July 7: The running of the bulls begins in Pamplona today, on the first morning of the nine-day Feast of San Fermin. Hemingway first went in 1923, as a twenty-three-year-old writer still a month away from his first, small book (Three Stories and Ten Poems), and so still a journalist filing stories for the Toronto Star: “Then they came in sight. Eight bulls galloping along, full tilt, heavy set, black, glistening, sinister, their horns bare, tossing their heads….” Hemingway’s first wife, Hadley, was with him; they had semi-joked that the bullfights would be a “stalwart” influence on the baby she was carrying, who they would name “John Hadley Nicanor,” the last middle name in homage to Nicanor Villalta, one of the bullfighters that had impressed them.
On his second Pamplona trip, in July of ’24, Hemingway jumped in the amateur bullring — he never ran before the bulls — and he did so again on his visit in ’25. The people and events of this third trip would become The Sun Also Rises, the first episodes of which he began to write by the end of that July. It was on the ’25 trip that he saw the teenaged sensation Cayetano Ordonez, who became the novel’s Pedro Romero, prototype for Hemingway’s “grace under pressure” ideal:
Romero never made any contortions, always it was straight and pure and natural in line.

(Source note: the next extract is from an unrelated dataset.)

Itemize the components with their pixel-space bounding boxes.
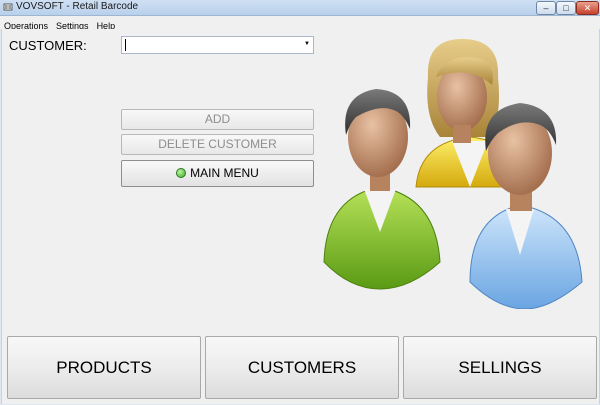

The others twisted themselves like cork-screws, their elbows raised, and leaned against the flanks of the bull after his horns had passed, to give a fake look of danger. Afterward, all that was faked turned bad and gave an unpleasant feeling. Romero’s bull-fighting gave real emotion, because he kept the absolute purity of line in his movements and always quietly and calmly let his horns pass him close each time. He did not have to emphasize their closeness…. Romero had the old thing, the holding of his purity of line through the maximum of exposure, while he dominated the bull by making him realize he was unattainable, while he prepared him for the killing.